8.3.24

Contra a “pázição” de tudo

Killing Joke, “Love Like Blood”, in https://www.youtube.com/watch?v=TnpwuRlXbhk

Lá por não sermos a favor das solenidades não quer dizer que sejamos partidários da desformalização de tudo. Por este andar, um dia andávamos despidos dos cuidados no trato e decretava-se o indiscriminado tratamento por tu, para provar à força que somos todos iguais (se afinal não somos). 

Antes que sejam dedicadas umas valentes pazadas a todos os que nos apareçam pela frente, estacionemos o pensamento num miradouro: que tratemos os amigos por “pá”, como movimento pavloviano denotativo da proximidade e, por aí, de uma certa medida carinhosa do tratamento, é aceitável; que estendamos a “pázição” a outros, que não devíamos tratar por tu, é excessivo. Acabar uma alocução dirigida a outro com “pá” tem o mesmo efeito de o tratar por tu. Não temos toda essa confiança com quem não a depositou em nós ao ponto de o tratarmos por um afetuoso “pá”. Uma coisa que não pertence ao seu lugar deve ser resgatado do seu estatuto de paradeiro tresmalhado.

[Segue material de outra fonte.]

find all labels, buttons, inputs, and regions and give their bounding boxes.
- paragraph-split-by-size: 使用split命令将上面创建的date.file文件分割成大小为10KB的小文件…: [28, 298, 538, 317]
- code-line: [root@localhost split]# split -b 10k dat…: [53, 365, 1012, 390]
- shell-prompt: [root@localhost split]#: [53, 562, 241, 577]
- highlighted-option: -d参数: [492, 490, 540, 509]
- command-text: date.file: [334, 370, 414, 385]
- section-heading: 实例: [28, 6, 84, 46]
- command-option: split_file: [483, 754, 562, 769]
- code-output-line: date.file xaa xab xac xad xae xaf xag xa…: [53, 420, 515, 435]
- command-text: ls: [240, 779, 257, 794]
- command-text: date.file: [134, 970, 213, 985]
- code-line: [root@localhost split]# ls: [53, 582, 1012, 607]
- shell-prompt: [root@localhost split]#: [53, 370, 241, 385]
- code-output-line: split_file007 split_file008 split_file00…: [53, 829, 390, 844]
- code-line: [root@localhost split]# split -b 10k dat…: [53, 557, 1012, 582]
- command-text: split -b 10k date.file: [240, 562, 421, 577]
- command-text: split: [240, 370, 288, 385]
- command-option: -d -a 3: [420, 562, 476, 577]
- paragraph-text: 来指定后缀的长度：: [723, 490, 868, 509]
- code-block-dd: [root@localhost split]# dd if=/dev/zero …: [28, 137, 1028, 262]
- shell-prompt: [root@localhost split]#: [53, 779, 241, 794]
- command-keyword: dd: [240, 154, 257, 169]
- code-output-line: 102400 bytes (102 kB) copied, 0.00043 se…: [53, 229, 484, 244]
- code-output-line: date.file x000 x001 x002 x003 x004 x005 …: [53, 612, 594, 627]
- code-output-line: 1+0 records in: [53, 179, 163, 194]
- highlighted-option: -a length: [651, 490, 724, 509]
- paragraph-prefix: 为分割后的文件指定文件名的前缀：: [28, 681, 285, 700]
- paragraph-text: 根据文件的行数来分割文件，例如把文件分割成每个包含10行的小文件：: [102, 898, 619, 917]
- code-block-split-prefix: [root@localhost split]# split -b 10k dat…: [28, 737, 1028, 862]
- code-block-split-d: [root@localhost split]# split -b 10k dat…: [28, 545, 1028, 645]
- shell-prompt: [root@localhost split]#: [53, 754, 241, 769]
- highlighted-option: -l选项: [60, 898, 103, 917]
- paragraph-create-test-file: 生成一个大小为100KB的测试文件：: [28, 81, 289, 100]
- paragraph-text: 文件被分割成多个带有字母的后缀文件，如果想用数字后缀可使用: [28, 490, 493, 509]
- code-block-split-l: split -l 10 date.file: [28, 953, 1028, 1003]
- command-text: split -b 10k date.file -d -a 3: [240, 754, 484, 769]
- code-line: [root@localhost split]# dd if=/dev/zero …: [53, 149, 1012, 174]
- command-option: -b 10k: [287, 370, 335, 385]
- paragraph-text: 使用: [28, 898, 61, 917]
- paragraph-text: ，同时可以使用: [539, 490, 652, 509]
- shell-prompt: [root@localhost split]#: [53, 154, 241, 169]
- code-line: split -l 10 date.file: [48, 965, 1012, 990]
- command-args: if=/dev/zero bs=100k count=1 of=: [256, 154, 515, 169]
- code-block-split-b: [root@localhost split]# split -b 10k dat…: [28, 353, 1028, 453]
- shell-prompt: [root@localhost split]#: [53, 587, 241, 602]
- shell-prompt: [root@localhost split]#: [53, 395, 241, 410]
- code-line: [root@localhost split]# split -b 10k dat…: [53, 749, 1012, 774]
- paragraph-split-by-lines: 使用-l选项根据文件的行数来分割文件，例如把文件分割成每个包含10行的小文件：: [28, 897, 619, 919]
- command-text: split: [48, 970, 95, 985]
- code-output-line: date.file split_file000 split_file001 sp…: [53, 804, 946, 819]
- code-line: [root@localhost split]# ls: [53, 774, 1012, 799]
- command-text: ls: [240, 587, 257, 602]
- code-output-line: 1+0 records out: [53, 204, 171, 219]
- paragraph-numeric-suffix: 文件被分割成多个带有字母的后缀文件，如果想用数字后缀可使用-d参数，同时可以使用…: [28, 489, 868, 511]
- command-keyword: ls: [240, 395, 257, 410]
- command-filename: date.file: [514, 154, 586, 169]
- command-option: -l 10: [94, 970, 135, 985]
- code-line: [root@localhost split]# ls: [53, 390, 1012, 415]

Destinar um “pá” a alguém é um refrão que só se usa na manifestação de um afeto. Não se for dito com a entoação marcial dos militares, que deixam cair um “pá” no final da frase como quem exibe garbosa e tóxica masculinidade (ou um arroto a meia da função, na tasca do lado). O “pá” é o amigo, o ente querido, ou, se a analogia não for interiormente custosa, um conhecido com alguma presença. A banalização do “pá” pode ser desconfortável para aquele a que o “pá” se destina. Na ótica de quem o utiliza, a sua repetição transforma-se num vício expressivo, como se fosse uma vírgula a destempo precedendo o ponto final da alocução.

A generalização do “pá” (ou a “pázição” de tudo) é uma trivialidade. Desmonta a familiaridade quando se usa o “pá” no seu entendimento original. A “pázição” soa a facilidades oficializadas pelo enraizamento da expressão. Não queremos ser todos doutores e engenheiros, que o nome que temos não foi registado com o doutor ou o engenheiro a precedê-lo. Mas também não queremos estar todos ao mesmo nível do tratamento que os outros nos dispensam. 

Dispensamos essa igualdade que não passa de um fingimento.